When I tweeted about the case I didn’t name the judge, although I always knew his name – I didn’t wish on anyone the kind of opprobrium I thought he would (and in the end did) get, and felt naming would detract from the systemic failures shown by the case:
People on twitter got quite irritated that I did not identify the judge, though his name was easy to find. Lawyers portrayed him as a bad apple, and he was roundly condemned by one and all. I too know that there are lovely, humane judges. Family judge HHJ Stephen Wildblood seems one such – this week he told of being once driven to tears after deciding that some children should be removed from the care of their mother. He described the plight of litigants in person as “tough”. But it’s not just a question of good and bad apples. The system is itself broken. We need to reform the way the judiciary works. No other public servant could behave as they did in the Myers case, without being subject to a swift discipline process or at least the behaviour being discussed and a development plan agreed. “A quiet word” is not good enough. We need modern processes and procedures to ensure that judges are not rude to witnesses, lawyers, defendants, litigants or court staff.
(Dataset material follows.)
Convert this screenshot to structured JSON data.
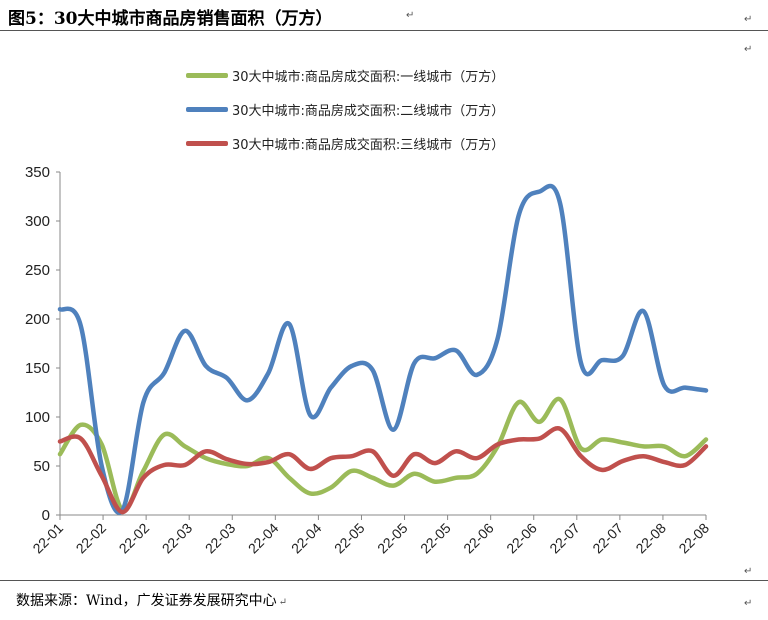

PS Dinah Rose QC gave a great talk on the need for judicial reform to the public law project conference on 16th October. I hope it is published, but this twitter thread reflects some points
PPS Thanks to Elliot Gold for tweeting about another appeal case where judicial behaviour was criticised: “At times, the Judge might have been perceived to be intent on giving [the appellant] a stern lecture on the do’s and don’ts of cross-examination. Her repeated references in the course of the proceedings to a potential sanction in costs if the state or conduct of the Appellant’s case occasioned delay was oppressive and, in my view, inappropriate and intimidating”. However this case absolutely proves my point that there’s no redress since, despite the appalling behaviour of the original judge, the appeal was lost. The case is also interesting for the awkwardness Mr Justice Hildyard, who heard the appeal, clearly felt in criticising a fellow judge – the excuses he gives for her are legion.